Friday, June 17, 2011

The Promise of The Khan Academy

As you've probably noticed from my blog posts, I believe that public education is in the process of a complete reboot. The current system is undergoing a sea change caused by a lack of state and federal funding, a mistaken obsession with standardized tests as a demonstration of adequate knowledge, an unsustainable teacher retirement system, and most recently an economy that doesn't really support the road map to success that we've espoused for 100 years - get a high school diploma, get a four year liberal arts degree, get high paying job, live the American dream.

Amidst all of this educational noise, there is also a fundamental shift going on in the clients that the system serves - the students. Technology is the catalyst that allows students to endlessly entertain themselves, to access information from any source at any moment, and ultimately to bypass that boring teacher who stands up in front of the class and lectures for 70 minutes every day. Like it or not, teachers are in competition for attention in the same way that major media outlets compete for our listeners, viewers, and ad dollars. Agreed that students must have the desire to learn and not just play. But the internet opens up resources for kids that the education system must learn to incorporate.

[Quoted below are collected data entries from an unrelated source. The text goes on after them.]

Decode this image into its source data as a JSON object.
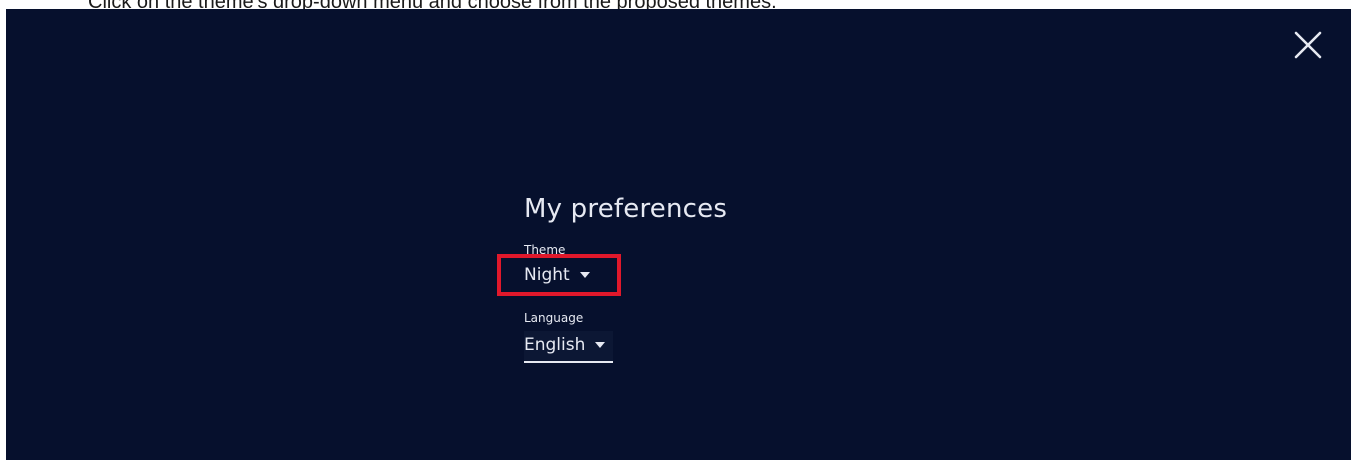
{
  "instruction": "Click on the theme's drop-down menu and choose from the proposed themes.",
  "dialog": {
    "close_icon": "close-icon",
    "title": "My preferences",
    "theme": {
      "label": "Theme",
      "value": "Night"
    },
    "language": {
      "label": "Language",
      "value": "English"
    }
  },
  "colors": {
    "background": "#06102d",
    "text": "#e6e9f2",
    "highlight": "#e0182b"
  }
}
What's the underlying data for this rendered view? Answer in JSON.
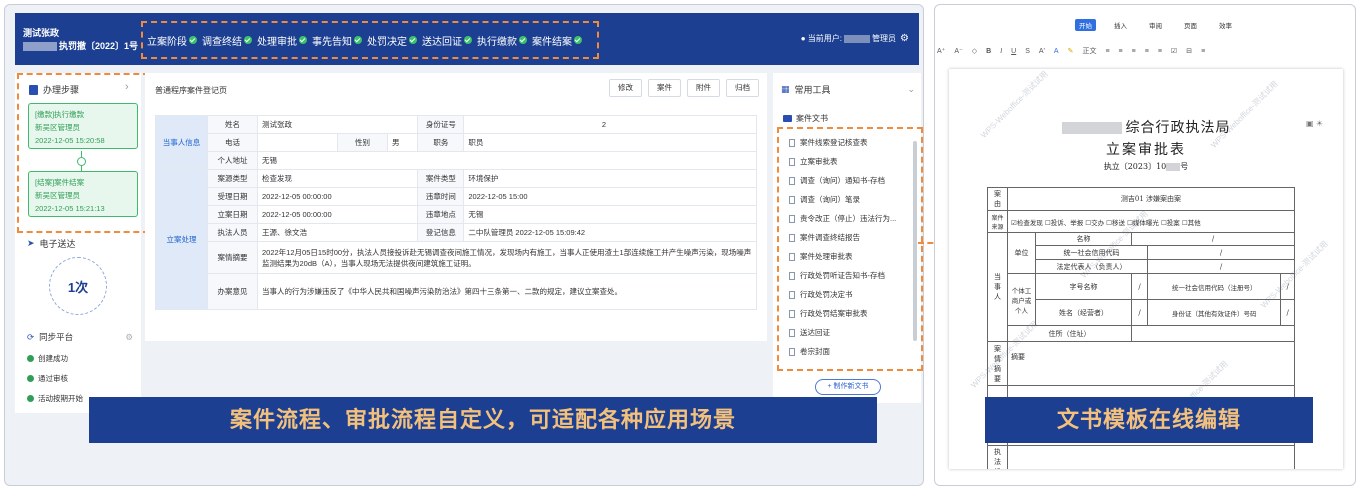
{
  "header": {
    "case_name": "测试张政",
    "case_number": "执罚撤〔2022〕1号",
    "stages": [
      "立案阶段",
      "调查终结",
      "处理审批",
      "事先告知",
      "处罚决定",
      "送达回证",
      "执行缴款",
      "案件结案"
    ],
    "user_prefix": "当前用户:",
    "user_suffix": "管理员"
  },
  "steps": {
    "title": "办理步骤",
    "cards": [
      {
        "line1": "[缴款]执行缴款",
        "line2": "新吴区管理员",
        "line3": "2022-12-05 15:20:58"
      },
      {
        "line1": "[结案]案件结案",
        "line2": "新吴区管理员",
        "line3": "2022-12-05 15:21:13"
      }
    ]
  },
  "esend": {
    "title": "电子送达",
    "count": "1次"
  },
  "sync": {
    "title": "同步平台",
    "items": [
      "创建成功",
      "通过审核",
      "活动按期开始"
    ]
  },
  "mid": {
    "title": "普通程序案件登记页",
    "buttons": [
      "修改",
      "案件",
      "附件",
      "归档"
    ],
    "party_group": "当事人信息",
    "case_group": "立案处理",
    "labels": {
      "name": "姓名",
      "id_no": "身份证号",
      "phone": "电话",
      "gender": "性别",
      "job": "职务",
      "address": "个人地址",
      "source": "案源类型",
      "case_type": "案件类型",
      "accept_date": "受理日期",
      "violation_time": "违章时间",
      "register_date": "立案日期",
      "violation_place": "违章地点",
      "officers": "执法人员",
      "register_info": "登记信息",
      "summary": "案情摘要",
      "opinion": "办案意见"
    },
    "values": {
      "name": "测试张政",
      "id_no_tail": "2",
      "gender": "男",
      "job": "职员",
      "address": "无锡",
      "source": "检查发现",
      "case_type": "环境保护",
      "accept_date": "2022-12-05 00:00:00",
      "violation_time": "2022-12-05 15:00",
      "register_date": "2022-12-05 00:00:00",
      "violation_place": "无锡",
      "officers": "王源、徐文浩",
      "register_info": "二中队管理员 2022-12-05 15:09:42",
      "summary": "2022年12月05日15时00分，执法人员接投诉赴无锡调查夜间施工情况，发现场内有施工，当事人正使用渣土1部连续施工并产生噪声污染，现场噪声监测结果为20dB（A），当事人现场无法提供夜间建筑施工证明。",
      "opinion": "当事人的行为涉嫌违反了《中华人民共和国噪声污染防治法》第四十三条第一、二款的规定，建议立案查处。"
    }
  },
  "tools": {
    "title": "常用工具",
    "docs_title": "案件文书",
    "docs": [
      "案件线索登记核查表",
      "立案审批表",
      "调查（询问）通知书-存档",
      "调查（询问）笔录",
      "责令改正（停止）违法行为...",
      "案件调查终结报告",
      "案件处理审批表",
      "行政处罚听证告知书-存档",
      "行政处罚决定书",
      "行政处罚结案审批表",
      "送达回证",
      "卷宗封面"
    ],
    "new_doc": "+ 制作新文书"
  },
  "banners": {
    "left": "案件流程、审批流程自定义，可适配各种应用场景",
    "right": "文书模板在线编辑"
  },
  "editor": {
    "tabs": [
      "开始",
      "插入",
      "审阅",
      "页面",
      "效率"
    ],
    "toolbar": [
      "A⁺",
      "A⁻",
      "◇",
      "B",
      "I",
      "U",
      "S",
      "A'",
      "A",
      "✎",
      "正文",
      "≡",
      "≡",
      "≡",
      "≡",
      "≡",
      "☑",
      "⊟",
      "≡"
    ],
    "doc_title_suffix": "综合行政执法局",
    "doc_subtitle": "立案审批表",
    "doc_number_prefix": "执立〔2023〕10",
    "doc_number_suffix": "号",
    "watermark": "WPS-Weboffice-测试试用",
    "row_case_label": "案由",
    "row_case_value": "测吉01 涉嫌案由案",
    "row_source_label": "案件来源",
    "row_source_value": "☑检查发现 ☐投诉、举报 ☐交办 ☐移送 ☐媒体曝光 ☐投案 ☐其他",
    "party_label": "当事人",
    "unit_label": "单位",
    "name_label": "名称",
    "credit_label": "统一社会信用代码",
    "legal_label": "法定代表人（负责人）",
    "indiv_label": "个体工商户或个人",
    "shop_label": "字号名称",
    "credit_label2": "统一社会信用代码（注册号）",
    "person_label": "姓名（经营者）",
    "idcard_label": "身份证（其他有效证件）号码",
    "address_label": "住所（住址）",
    "summary_label": "案情摘要",
    "summary_value": "摘要",
    "org_label": "执法机构",
    "slash": "/"
  }
}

If you haven't done so, please check out the Khan Academy. Quoting their site, "Khan Academy is a free world-class education for anyone anywhere. The Khan Academy is an organization on a mission. We're a not-for-profit with the goal of changing education for the better by providing a free world-class education to anyone anywhere. All of the site's resources are available to anyone. It doesn't matter if you are a student, teacher, home-schooler, principal, adult returning to the classroom after 20 years, or a friendly alien just trying to get a leg up in earthly biology. The Khan Academy's materials and resources are available to you completely free of charge."

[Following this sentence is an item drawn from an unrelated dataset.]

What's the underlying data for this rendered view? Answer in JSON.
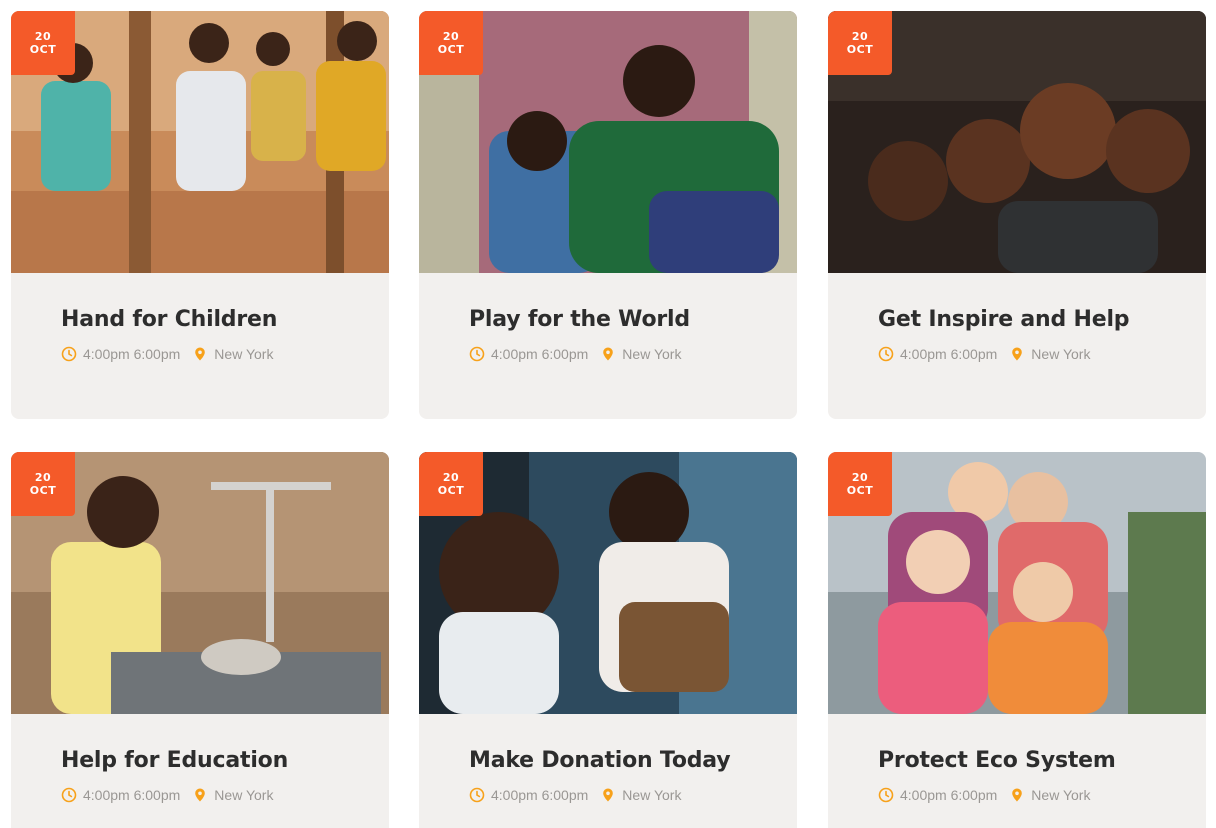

The Khan Academy is the brainchild of Salman Khan, a first generation American who was an educational star in his own right receiving degrees from MIT and Harvard. What's cool about Salman is that he rejected a high-paying career in finance to start this adventure in online education. His site features over 2,100 videos and self-paced exercises on core tenets of math, science, and the humanities. He also provides cool features like knowledge maps, instant user stats, and some traditional gaming features like achievements/badges. Akin to his methods, why not check out this Ted video and get the deets from the horses mouth instead of letting me ramble:

Bravo! Now... if only our public education systems can find a way to embrace this awesomeness! I can imagine an educational future where students choose their own teachers, are offered endless opportunities and access to materials and practice, and ultimately drive their own educational path. We can get started now by supporting this site as a complimentary practice to classroom-based learning. We have an old saying at school that you'll hear out of many teachers' mouths, "I am a life long learner." As cheesy as this sounds, it's a transformative lifestyle. I encourage all of you to take one sample lesson at The Khan Academy.

1 comment:

Anonymous said...

thanks for sharing this info. I learned about Ted awhile ago and am blown away by the information we have acsess to!